Em maio de 1989, a tranquilidade na esplanada dos ministérios foi quebrada por um incidente chocante: um homem invadiu o Palácio do Planalto a bordo de um ônibus roubado. O objetivo, segundo o agressor, era atentar contra a vida do então presidente José Sarney, movido por insatisfação com o governo. O episódio, que causou danos significativos à estrutura do palácio, expôs uma vulnerabilidade na segurança da sede do poder executivo – uma falha corrigida pela criação do icônico espelho d'água.

João Antônio Gomes, de 36 anos, roubou um ônibus da Rodoviária e dirigiu diretamente para o Palácio, conseguindo transpor a segurança e adentrar cerca de 30 metros no complexo. Apenas o motorista do veículo saiu ferido.

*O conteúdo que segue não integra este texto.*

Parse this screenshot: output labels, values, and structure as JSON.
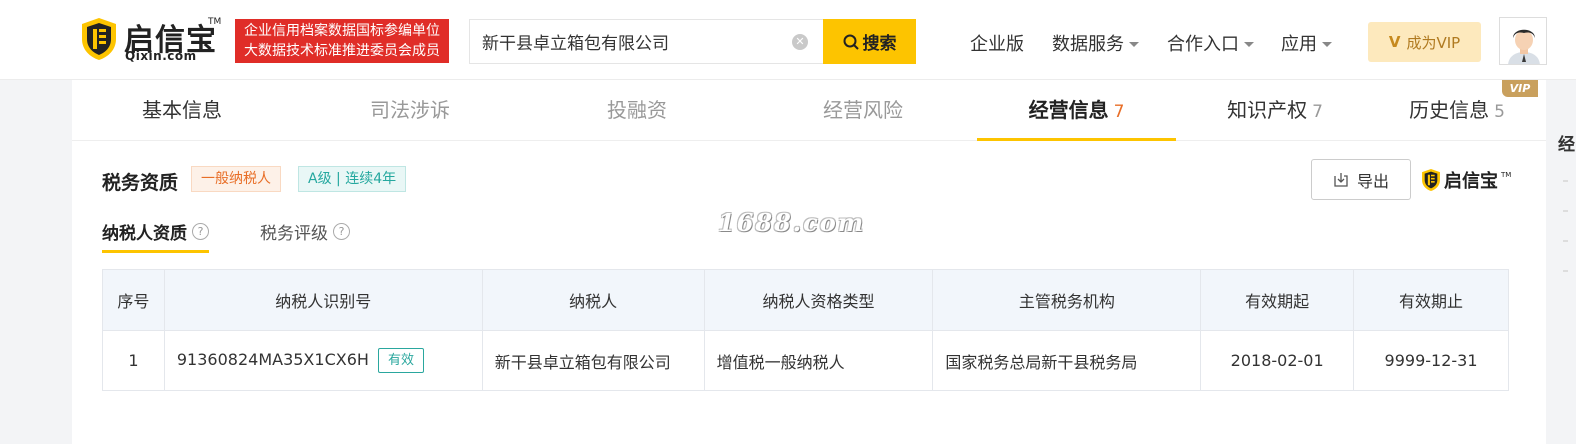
{
  "header": {
    "logo": {
      "name": "启信宝",
      "tm": "TM",
      "sub": "Qixin.com"
    },
    "banner": {
      "line1": "企业信用档案数据国标参编单位",
      "line2": "大数据技术标准推进委员会成员"
    },
    "search": {
      "value": "新干县卓立箱包有限公司",
      "button_label": "搜索"
    },
    "nav": [
      {
        "label": "企业版"
      },
      {
        "label": "数据服务"
      },
      {
        "label": "合作入口"
      },
      {
        "label": "应用"
      }
    ],
    "vip": {
      "icon": "V",
      "label": "成为VIP"
    }
  },
  "tabs": [
    {
      "label": "基本信息",
      "count": ""
    },
    {
      "label": "司法涉诉",
      "count": ""
    },
    {
      "label": "投融资",
      "count": ""
    },
    {
      "label": "经营风险",
      "count": ""
    },
    {
      "label": "经营信息",
      "count": "7"
    },
    {
      "label": "知识产权",
      "count": "7"
    },
    {
      "label": "历史信息",
      "count": "5"
    }
  ],
  "vip_tag": "VIP",
  "section": {
    "title": "税务资质",
    "badges": [
      "一般纳税人",
      "A级 | 连续4年"
    ],
    "export_label": "导出",
    "mini_logo": "启信宝",
    "subtabs": [
      "纳税人资质",
      "税务评级"
    ],
    "watermark": "1688.com"
  },
  "table": {
    "headers": [
      "序号",
      "纳税人识别号",
      "纳税人",
      "纳税人资格类型",
      "主管税务机构",
      "有效期起",
      "有效期止"
    ],
    "rows": [
      {
        "index": "1",
        "tax_id": "91360824MA35X1CX6H",
        "status": "有效",
        "taxpayer": "新干县卓立箱包有限公司",
        "qual_type": "增值税一般纳税人",
        "authority": "国家税务总局新干县税务局",
        "start": "2018-02-01",
        "end": "9999-12-31"
      }
    ]
  },
  "side_fragment": "经",
  "colors": {
    "accent_yellow": "#fdc400",
    "banner_red": "#e02d28",
    "orange": "#e86e27",
    "teal": "#25a89f"
  }
}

A Polícia Federal, após a prisão de Gomes, apurou que ele afirmou "sentir por não ter matado ninguém", reforçando a natureza da sua intenção.

O incidente gerou um debate imediato sobre a proteção das instalações presidenciais. O Serviço Nacional de Informações (SNI) e o governo local mobilizaram-se rapidamente, consultando até mesmo o renomado arquiteto Oscar Niemeyer para estudar soluções. Entre as propostas estavam correntes e canteiros com barras de ferro, mas a ideia de um espelho d'água ganhou destaque por sua funcionalidade e apelo estético.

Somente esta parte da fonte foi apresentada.